O médico diz: “Coma menos e de forma mais saudável, faça mais exercícios e evite ataques cardíacos”. É isso que temos que fazer, isso é saúde pública. Temos que tentar evitar essas pandemias antes que elas ocorram.
- MAPA: O alcance global do coronavírus
- PERGUNTAS-CHAVE: Entenda o que importa sobre o novo vírus
- MITOS E CONSELHOS FALSOS: O quer você deve ignorar sobre o Sars-Cov-2
- PREVENÇÃO: O que você pode fazer para evitar o contágio
Confira nossa cobertura especial
BBC News Mundo – Qual é o principal obstáculo para encontrar uma vacina universal?
Daszak – Um deles é que ainda não conhecemos todos os vírus que existem. Estimamos que há provavelmente 1,7 milhão de vírus desconhecidos em animais selvagens que podem infectar pessoas. Conhecemos apenas alguns milhares. Portanto, precisamos encontrar esses vírus, identificar sua sequência genética e começar a trabalhar com vacinas para todo um grupo de vírus, em vez de apenas um tipo.
O segundo obstáculo é a disposição de fazer isso, porque custa dinheiro encontrar vírus e desenvolver vacinas. Essa epidemia de covid-19 acabará em algum momento. Precisamos começar a trabalhar para vencer a próxima e não nos esquecer do quão caótico isso é e qual o impacto desse surto sobre nossas economias e vidas.
BBC News Mundo – É realmente possível incluir todas as famílias virais em um único projeto de pesquisa, quando falamos de 1,7 milhão de vírus desconhecidos?
Daszak – Você não precisa descobrir todos os vírus desconhecidos. Estimamos em um estudo há dois anos que descobrir 70% desses vírus envolve um custo de aproximadamente US$ 1,2 bilhão (R$ 55,75 bilhões). É caro, mas comparado ao custo de uma epidemia, é um valor pequeno. Estimamos que a atual já tenha custado mais de US$ 100 bilhões (R$ 464,6 bilhões). Por outro lado, encontrar vírus não é suficiente. É preciso determinar quais podem representar ameaças, o que implica em mais pesquisas e, em seguida, desenvolver vacinas.

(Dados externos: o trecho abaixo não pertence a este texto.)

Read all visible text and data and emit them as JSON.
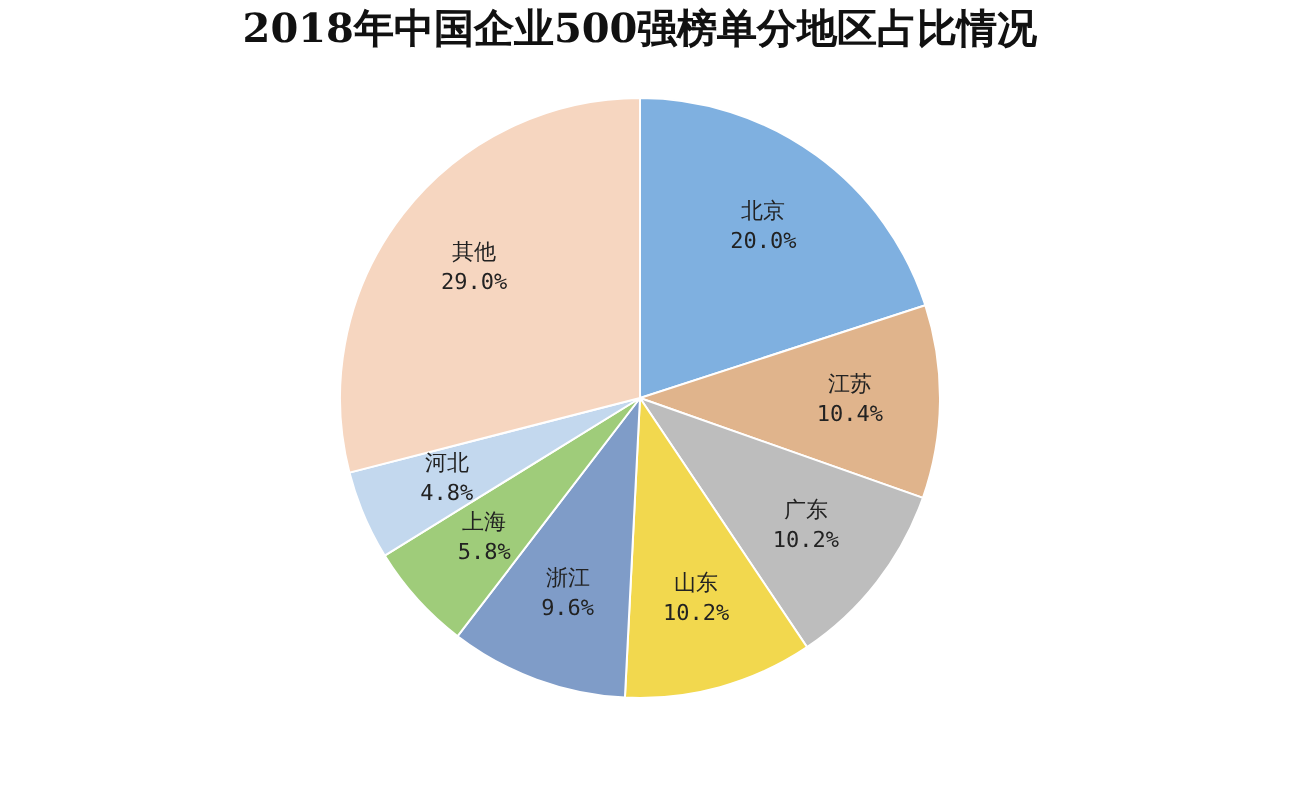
{
  "chart_data": {
    "type": "pie",
    "title": "2018年中国企业500强榜单分地区占比情况",
    "categories": [
      "北京",
      "江苏",
      "广东",
      "山东",
      "浙江",
      "上海",
      "河北",
      "其他"
    ],
    "values": [
      20.0,
      10.4,
      10.2,
      10.2,
      9.6,
      5.8,
      4.8,
      29.0
    ],
    "colors": [
      "#7fb0e0",
      "#e0b48c",
      "#bdbdbd",
      "#f2d84e",
      "#7f9cc8",
      "#9fcc7a",
      "#c3d8ee",
      "#f6d6c0"
    ],
    "value_labels": [
      "20.0%",
      "10.4%",
      "10.2%",
      "10.2%",
      "9.6%",
      "5.8%",
      "4.8%",
      "29.0%"
    ],
    "legend": false
  }
}
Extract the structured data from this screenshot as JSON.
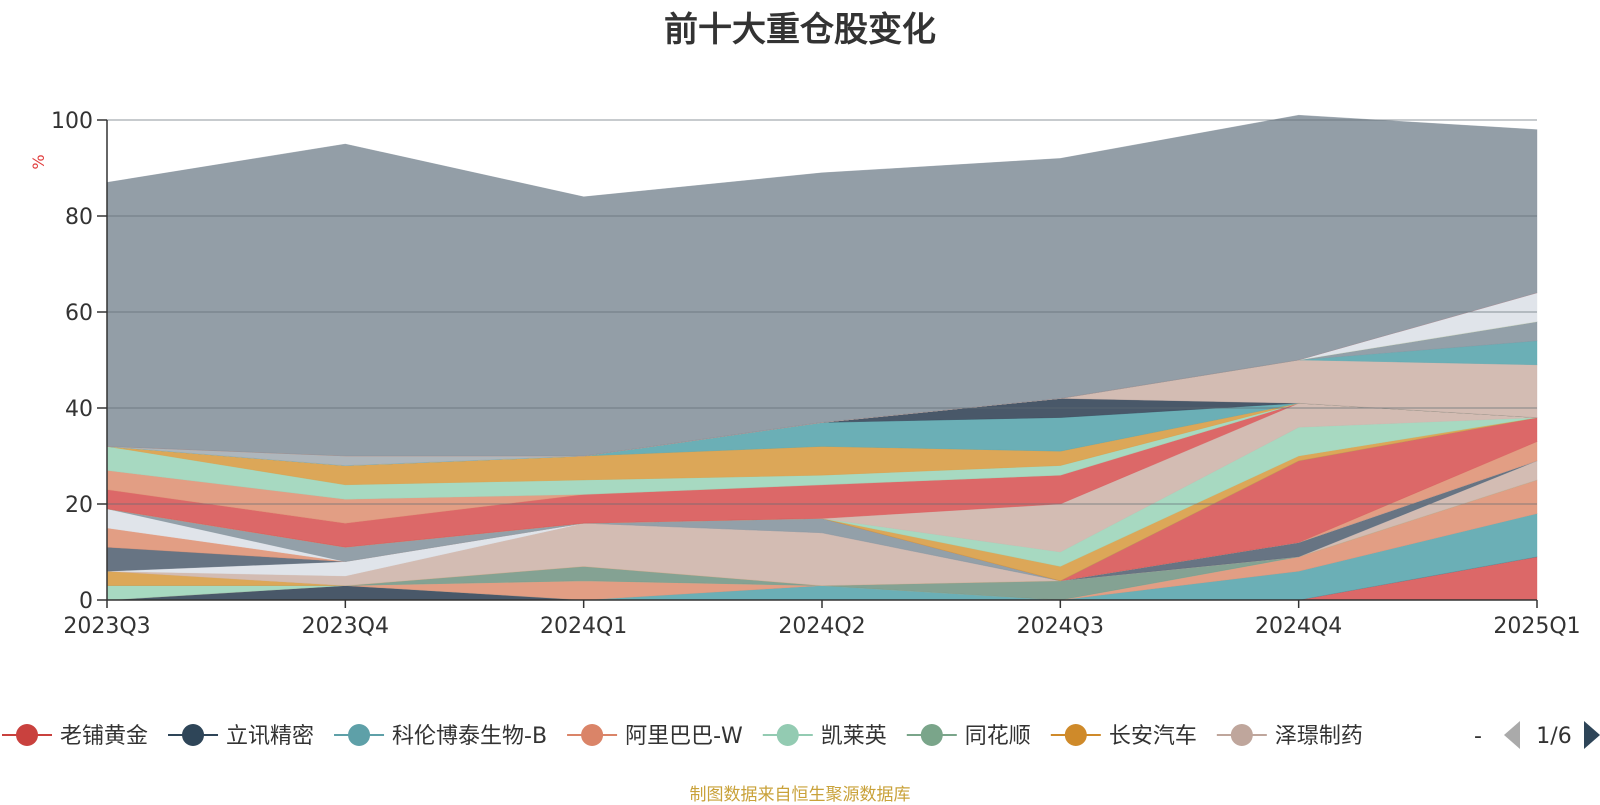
{
  "chart_data": {
    "type": "area",
    "title": "前十大重仓股变化",
    "ylabel": "%",
    "ylim": [
      0,
      100
    ],
    "yticks": [
      0,
      20,
      40,
      60,
      80,
      100
    ],
    "categories": [
      "2023Q3",
      "2023Q4",
      "2024Q1",
      "2024Q2",
      "2024Q3",
      "2024Q4",
      "2025Q1"
    ],
    "grid": true,
    "legend_position": "bottom",
    "stacked": true,
    "series": [
      {
        "name": "老铺黄金",
        "color": "#d95b5b",
        "values": [
          0,
          0,
          0,
          0,
          0,
          0,
          9
        ]
      },
      {
        "name": "立讯精密",
        "color": "#3a4a5c",
        "values": [
          0,
          3,
          0,
          0,
          0,
          0,
          0
        ]
      },
      {
        "name": "科伦博泰生物-B",
        "color": "#5ea8b0",
        "values": [
          0,
          0,
          0,
          3,
          0,
          6,
          9
        ]
      },
      {
        "name": "阿里巴巴-W",
        "color": "#e0967a",
        "values": [
          0,
          0,
          4,
          0,
          0,
          3,
          7
        ]
      },
      {
        "name": "凯莱英",
        "color": "#9fd6bc",
        "values": [
          3,
          0,
          0,
          0,
          0,
          0,
          0
        ]
      },
      {
        "name": "同花顺",
        "color": "#7a9a8a",
        "values": [
          0,
          0,
          3,
          0,
          4,
          0,
          0
        ]
      },
      {
        "name": "长安汽车",
        "color": "#d9a04a",
        "values": [
          3,
          0,
          0,
          0,
          0,
          0,
          0
        ]
      },
      {
        "name": "泽璟制药",
        "color": "#cfb6ad",
        "values": [
          0,
          2,
          9,
          11,
          0,
          0,
          4
        ]
      },
      {
        "name": "",
        "color": "#dde2e8",
        "values": [
          0,
          3,
          0,
          0,
          0,
          0,
          0
        ]
      },
      {
        "name": "",
        "color": "#5a6878",
        "values": [
          5,
          0,
          0,
          0,
          0,
          3,
          0
        ]
      },
      {
        "name": "",
        "color": "#e0967a",
        "values": [
          4,
          0,
          0,
          0,
          0,
          0,
          0
        ]
      },
      {
        "name": "",
        "color": "#dde2e8",
        "values": [
          4,
          0,
          0,
          0,
          0,
          0,
          0
        ]
      },
      {
        "name": "",
        "color": "#8a98a2",
        "values": [
          0,
          3,
          0,
          3,
          0,
          0,
          0
        ]
      },
      {
        "name": "",
        "color": "#e0967a",
        "values": [
          0,
          0,
          0,
          0,
          0,
          0,
          4
        ]
      },
      {
        "name": "",
        "color": "#d95b5b",
        "values": [
          0,
          0,
          0,
          0,
          0,
          17,
          5
        ]
      },
      {
        "name": "",
        "color": "#7a9a8a",
        "values": [
          0,
          0,
          0,
          0,
          0,
          0,
          0
        ]
      },
      {
        "name": "",
        "color": "#d9a04a",
        "values": [
          0,
          0,
          0,
          0,
          3,
          1,
          0
        ]
      },
      {
        "name": "",
        "color": "#9fd6bc",
        "values": [
          0,
          0,
          0,
          0,
          3,
          6,
          0
        ]
      },
      {
        "name": "",
        "color": "#cfb6ad",
        "values": [
          0,
          0,
          0,
          0,
          10,
          5,
          0
        ]
      },
      {
        "name": "",
        "color": "#d95b5b",
        "values": [
          4,
          5,
          6,
          7,
          6,
          0,
          0
        ]
      },
      {
        "name": "",
        "color": "#e0967a",
        "values": [
          4,
          5,
          0,
          0,
          0,
          0,
          0
        ]
      },
      {
        "name": "",
        "color": "#9fd6bc",
        "values": [
          5,
          3,
          3,
          2,
          2,
          0,
          0
        ]
      },
      {
        "name": "",
        "color": "#d9a04a",
        "values": [
          0,
          4,
          5,
          6,
          3,
          0,
          0
        ]
      },
      {
        "name": "",
        "color": "#5ea8b0",
        "values": [
          0,
          0,
          0,
          5,
          7,
          0,
          0
        ]
      },
      {
        "name": "",
        "color": "#3a4a5c",
        "values": [
          0,
          0,
          0,
          0,
          4,
          0,
          0
        ]
      },
      {
        "name": "",
        "color": "#cfb6ad",
        "values": [
          0,
          0,
          0,
          0,
          0,
          9,
          11
        ]
      },
      {
        "name": "",
        "color": "#5ea8b0",
        "values": [
          0,
          0,
          0,
          0,
          0,
          0,
          5
        ]
      },
      {
        "name": "",
        "color": "#8a98a2",
        "values": [
          0,
          0,
          0,
          0,
          0,
          0,
          4
        ]
      },
      {
        "name": "",
        "color": "#5ea8b0",
        "values": [
          0,
          0,
          0,
          0,
          0,
          0,
          0
        ]
      },
      {
        "name": "",
        "color": "#9fd6bc",
        "values": [
          0,
          0,
          0,
          0,
          0,
          0,
          0
        ]
      },
      {
        "name": "",
        "color": "#a7b0b6",
        "values": [
          0,
          2,
          0,
          0,
          0,
          0,
          0
        ]
      },
      {
        "name": "",
        "color": "#cfb6ad",
        "values": [
          0,
          0,
          0,
          0,
          0,
          0,
          0
        ]
      },
      {
        "name": "",
        "color": "#d9a04a",
        "values": [
          0,
          0,
          0,
          0,
          0,
          0,
          0
        ]
      },
      {
        "name": "",
        "color": "#9fd6bc",
        "values": [
          0,
          0,
          0,
          0,
          0,
          0,
          0
        ]
      },
      {
        "name": "",
        "color": "#dde2e8",
        "values": [
          0,
          0,
          0,
          0,
          0,
          0,
          6
        ]
      },
      {
        "name": "",
        "color": "#d95b5b",
        "values": [
          0,
          0,
          0,
          0,
          0,
          0,
          0
        ]
      },
      {
        "name": "",
        "color": "#8a96a0",
        "values": [
          55,
          65,
          54,
          52,
          50,
          51,
          34
        ]
      }
    ]
  },
  "legend": {
    "items": [
      {
        "label": "老铺黄金",
        "color": "#c9413e"
      },
      {
        "label": "立讯精密",
        "color": "#2e4558"
      },
      {
        "label": "科伦博泰生物-B",
        "color": "#5ea0a8"
      },
      {
        "label": "阿里巴巴-W",
        "color": "#da8468"
      },
      {
        "label": "凯莱英",
        "color": "#93cbb2"
      },
      {
        "label": "同花顺",
        "color": "#7aa58a"
      },
      {
        "label": "长安汽车",
        "color": "#cf8a2a"
      },
      {
        "label": "泽璟制药",
        "color": "#bfa69c"
      }
    ],
    "more": "-",
    "page": "1/6"
  },
  "source_note": "制图数据来自恒生聚源数据库"
}
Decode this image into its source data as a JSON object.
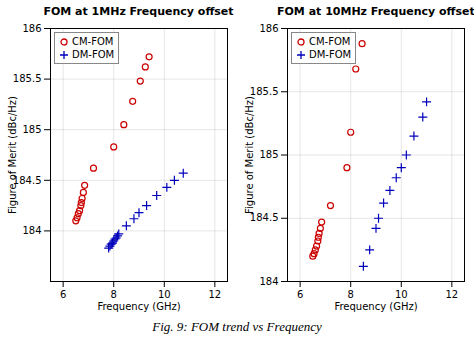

Estamos falando de um esforço coordenado de muitos países para financiar programas para prevenir pandemias. E que isso realmente seja tratado como uma alta prioridade. Porque, se elas forem mais frequentes, pode ser que esta não seja a pior e que, daqui a alguns anos, ocorra uma que terá um impacto significativo sobre o planeta.
BBC News Mundo – Por que isso ainda não foi feito?
Daszak – Um dos motivos é que temos uma amnésia coletiva: nos esquecemos das pandemias depois que acontecem. Entre a ocorrência de pandemias, pensamos: “Por que as pessoas estão tão preocupadas com esses vírus? É muito improvável…”.
Pandemias são eventos raros, mas são tão devastadoras que devemos levá-las mais a sério. Em segundo lugar, só agora temos realmente a tecnologia para fazer esse trabalho de forma lucrativa, de extrair e sequenciar os genes de vírus de uma maneira muito mais barata do que antes. E estamos apenas começando a entender como desenvolver uma vacina universal. Agora é a hora de fazê-lo.
BBC News Mundo – Há algum sinal de que os esforços estão se voltando para a abordagem que sugere?
Daszak – Estou cautelosamente otimista. É bom ver uma resposta global nesta escala. A China está fazendo coisas politicamente dramáticas, como cancelar viagens durante o Ano Novo Lunar ou proibir o comércio de animais selvagens.
Temos uma cooperação mundial em torno da OMS, em que os países trabalham juntos para superar uma pandemia. Isso é muito encorajador. Mas estamos no meio de uma epidemia. Daqui a dois anos, poderemos dizer que algo de fato mudou? Esse é o problema.